At some point, oh in say the next five minutes, India's going to begin looking around at nearby lands that do have water. They probably won't say: "Hey, [Pakistan, Bangladesh, Burma]! We're invading you for your water." They'll create or exploit some political dispute and use it as an excuse to invade. I'm not picking on India, which has generally been a pretty non-aggressive state. They won't be able to help it. People dying from lack of food and water get restive and their politicians have to do something. They can't create more groundwater, so they'll have to steal it from their neighbors and then, sadly, engage in wildly inefficient programs to move water long distances from the conquered country to India and move Indians into the conquered country. And if this problem were only going to occur in Asia, it would be too bad, but possibly tolerable. But water shortages, and, therefore, water wars are going to occur all over the Earth as global climate change continues. Of course, one of the main drivers of global climate change is -- overpopulation.

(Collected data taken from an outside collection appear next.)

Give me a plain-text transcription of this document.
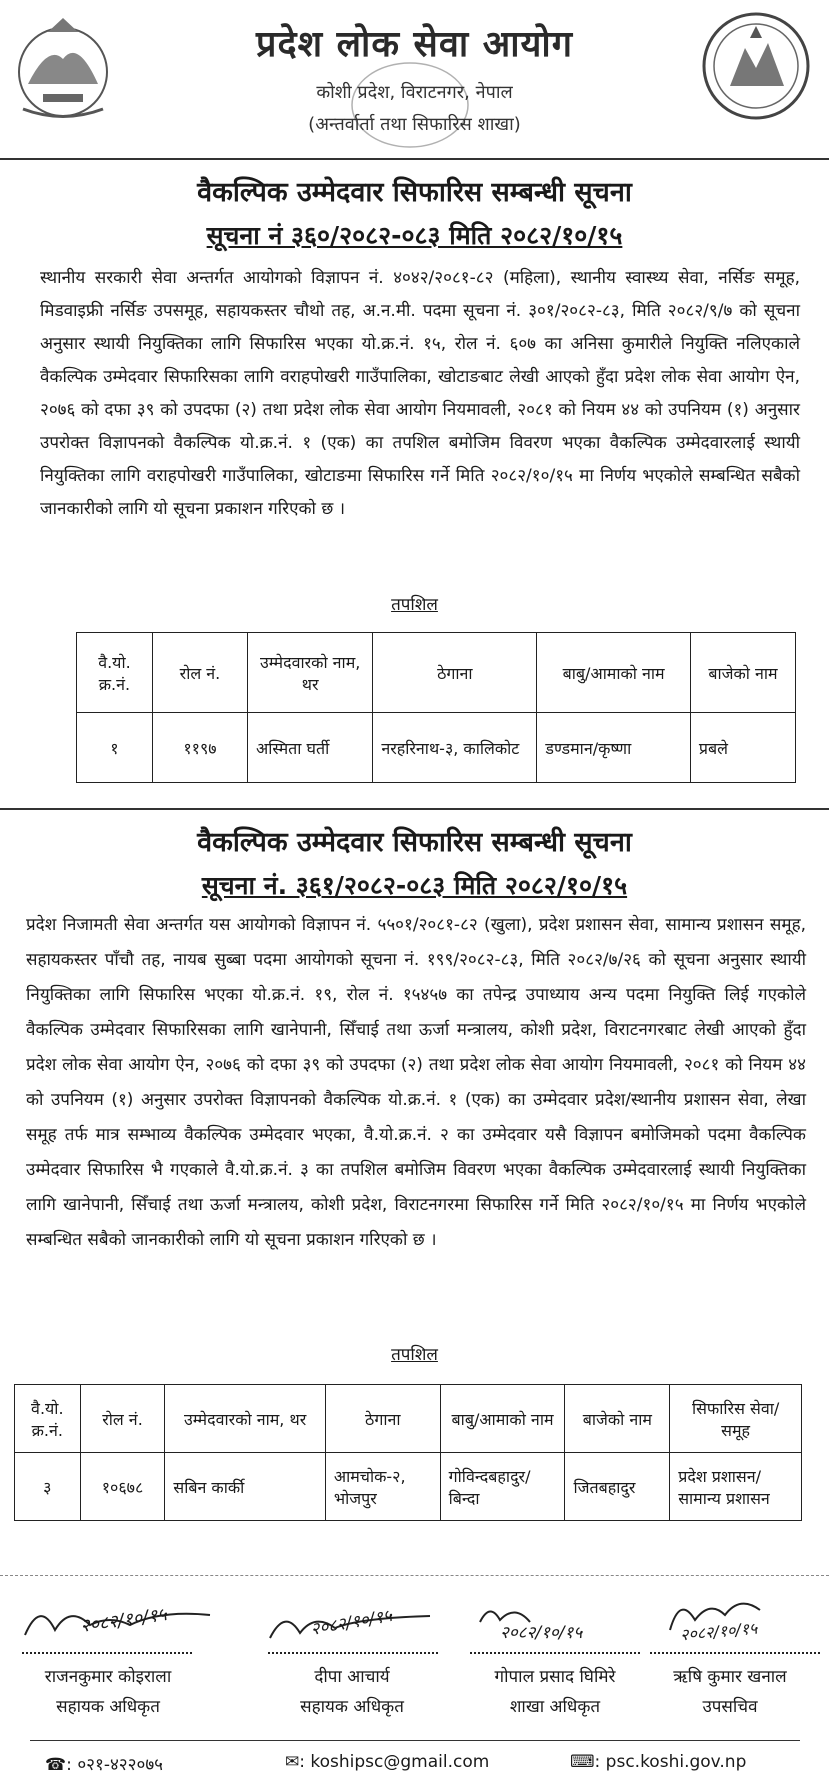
प्रदेश लोक सेवा आयोग
कोशी प्रदेश, विराटनगर, नेपाल
(अन्तर्वार्ता तथा सिफारिस शाखा)
वैकल्पिक उम्मेदवार सिफारिस सम्बन्धी सूचना
सूचना नं ३६०/२०८२-०८३ मिति २०८२/१०/१५
स्थानीय सरकारी सेवा अन्तर्गत आयोगको विज्ञापन नं. ४०४२/२०८१-८२ (महिला), स्थानीय स्वास्थ्य सेवा, नर्सिङ समूह, मिडवाइफ्री नर्सिङ उपसमूह, सहायकस्तर चौथो तह, अ.न.मी. पदमा सूचना नं. ३०१/२०८२-८३, मिति २०८२/९/७ को सूचना अनुसार स्थायी नियुक्तिका लागि सिफारिस भएका यो.क्र.नं. १५, रोल नं. ६०७ का अनिसा कुमारीले नियुक्ति नलिएकाले वैकल्पिक उम्मेदवार सिफारिसका लागि वराहपोखरी गाउँपालिका, खोटाङबाट लेखी आएको हुँदा प्रदेश लोक सेवा आयोग ऐन, २०७६ को दफा ३९ को उपदफा (२) तथा प्रदेश लोक सेवा आयोग नियमावली, २०८१ को नियम ४४ को उपनियम (१) अनुसार उपरोक्त विज्ञापनको वैकल्पिक यो.क्र.नं. १ (एक) का तपशिल बमोजिम विवरण भएका वैकल्पिक उम्मेदवारलाई स्थायी नियुक्तिका लागि वराहपोखरी गाउँपालिका, खोटाङमा सिफारिस गर्ने मिति २०८२/१०/१५ मा निर्णय भएकोले सम्बन्धित सबैको जानकारीको लागि यो सूचना प्रकाशन गरिएको छ ।
तपशिल
वै.यो. क्र.नं.	रोल नं.	उम्मेदवारको नाम, थर	ठेगाना	बाबु/आमाको नाम	बाजेको नाम
१	११९७	अस्मिता घर्ती	नरहरिनाथ-३, कालिकोट	डण्डमान/कृष्णा	प्रबले
वैकल्पिक उम्मेदवार सिफारिस सम्बन्धी सूचना
सूचना नं. ३६१/२०८२-०८३ मिति २०८२/१०/१५
प्रदेश निजामती सेवा अन्तर्गत यस आयोगको विज्ञापन नं. ५५०१/२०८१-८२ (खुला), प्रदेश प्रशासन सेवा, सामान्य प्रशासन समूह, सहायकस्तर पाँचौ तह, नायब सुब्बा पदमा आयोगको सूचना नं. १९९/२०८२-८३, मिति २०८२/७/२६ को सूचना अनुसार स्थायी नियुक्तिका लागि सिफारिस भएका यो.क्र.नं. १९, रोल नं. १५४५७ का तपेन्द्र उपाध्याय अन्य पदमा नियुक्ति लिई गएकोले वैकल्पिक उम्मेदवार सिफारिसका लागि खानेपानी, सिँचाई तथा ऊर्जा मन्त्रालय, कोशी प्रदेश, विराटनगरबाट लेखी आएको हुँदा प्रदेश लोक सेवा आयोग ऐन, २०७६ को दफा ३९ को उपदफा (२) तथा प्रदेश लोक सेवा आयोग नियमावली, २०८१ को नियम ४४ को उपनियम (१) अनुसार उपरोक्त विज्ञापनको वैकल्पिक यो.क्र.नं. १ (एक) का उम्मेदवार प्रदेश/स्थानीय प्रशासन सेवा, लेखा समूह तर्फ मात्र सम्भाव्य वैकल्पिक उम्मेदवार भएका, वै.यो.क्र.नं. २ का उम्मेदवार यसै विज्ञापन बमोजिमको पदमा वैकल्पिक उम्मेदवार सिफारिस भै गएकाले वै.यो.क्र.नं. ३ का तपशिल बमोजिम विवरण भएका वैकल्पिक उम्मेदवारलाई स्थायी नियुक्तिका लागि खानेपानी, सिँचाई तथा ऊर्जा मन्त्रालय, कोशी प्रदेश, विराटनगरमा सिफारिस गर्ने मिति २०८२/१०/१५ मा निर्णय भएकोले सम्बन्धित सबैको जानकारीको लागि यो सूचना प्रकाशन गरिएको छ ।
तपशिल
वै.यो. क्र.नं.	रोल नं.	उम्मेदवारको नाम, थर	ठेगाना	बाबु/आमाको नाम	बाजेको नाम	सिफारिस सेवा/समूह
३	१०६७८	सबिन कार्की	आमचोक-२, भोजपुर	गोविन्दबहादुर/ बिन्दा	जितबहादुर	प्रदेश प्रशासन/ सामान्य प्रशासन
२०८२/१०/१५
राजनकुमार कोइराला
सहायक अधिकृत
२०८२/१०/१५
दीपा आचार्य
सहायक अधिकृत
२०८२/१०/१५
गोपाल प्रसाद घिमिरे
शाखा अधिकृत
२०८२/१०/१५
ऋषि कुमार खनाल
उपसचिव
☎: ०२१-४२२०७५	✉: koshipsc@gmail.com	⌨: psc.koshi.gov.np
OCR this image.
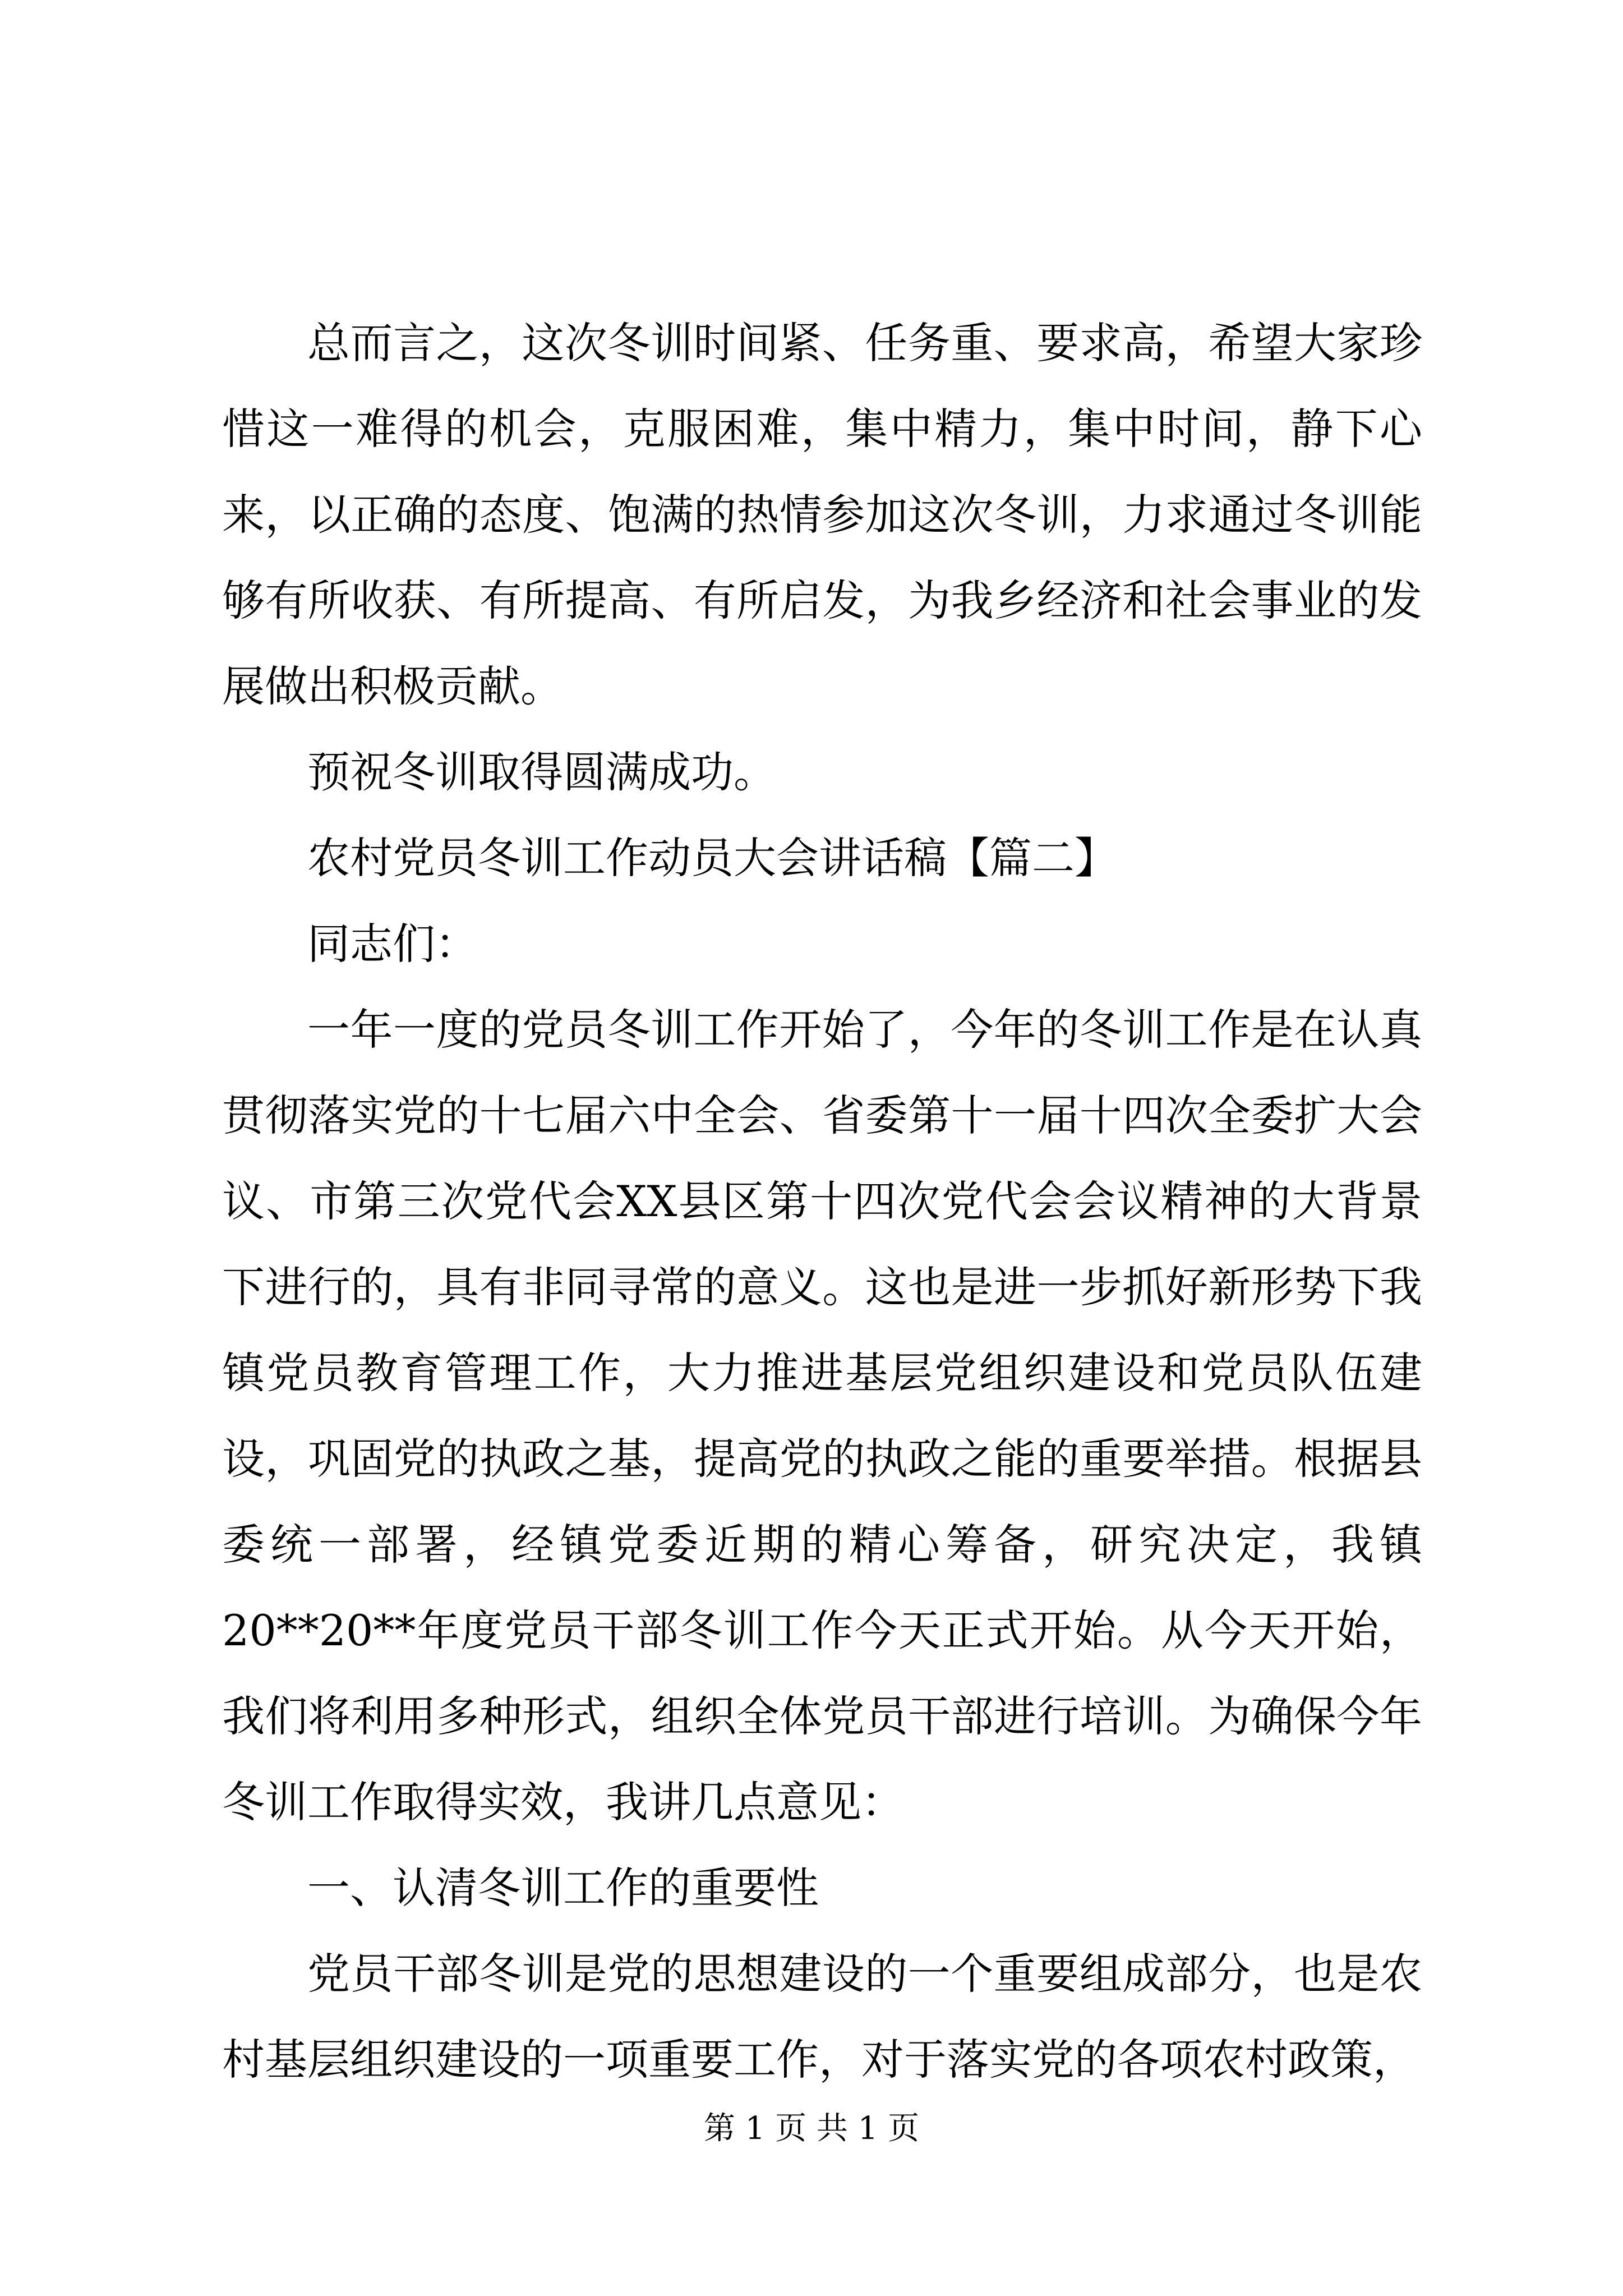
总而言之，这次冬训时间紧、任务重、要求高，希望大家珍惜这一难得的机会，克服困难，集中精力，集中时间，静下心来，以正确的态度、饱满的热情参加这次冬训，力求通过冬训能够有所收获、有所提高、有所启发，为我乡经济和社会事业的发展做出积极贡献。

预祝冬训取得圆满成功。

农村党员冬训工作动员大会讲话稿【篇二】

同志们：

一年一度的党员冬训工作开始了，今年的冬训工作是在认真贯彻落实党的十七届六中全会、省委第十一届十四次全委扩大会议、市第三次党代会XX县区第十四次党代会会议精神的大背景下进行的，具有非同寻常的意义。这也是进一步抓好新形势下我镇党员教育管理工作，大力推进基层党组织建设和党员队伍建设，巩固党的执政之基，提高党的执政之能的重要举措。根据县委统一部署，经镇党委近期的精心筹备，研究决定，我镇20**20**年度党员干部冬训工作今天正式开始。从今天开始，我们将利用多种形式，组织全体党员干部进行培训。为确保今年冬训工作取得实效，我讲几点意见：

一、认清冬训工作的重要性

党员干部冬训是党的思想建设的一个重要组成部分，也是农村基层组织建设的一项重要工作，对于落实党的各项农村政策，

第 1 页 共 1 页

There are ways to control overpopulation. You can pay people, particularly women, not to reproduce; you can pay even more if they'll (especialy men) become sterile. You can, and, yes, this unfairly favors the wealthy unless you make it pretty regressive, tax people who reproduce, charging more for each child above the first. You can make free, safe contraception available to all and you can pair that with serious sex education. And, one of the THE most effective ways to limit population is to simply educate girls. Teach them to read, write, do math. If there's only enough money to educate one sex, educate the girls. Of, we can continue to do nothing, in which case the overpopulation problem will likely solve itself in a few generations -- but in ways that will be far less palatable than even the most "icky" abortion ever was.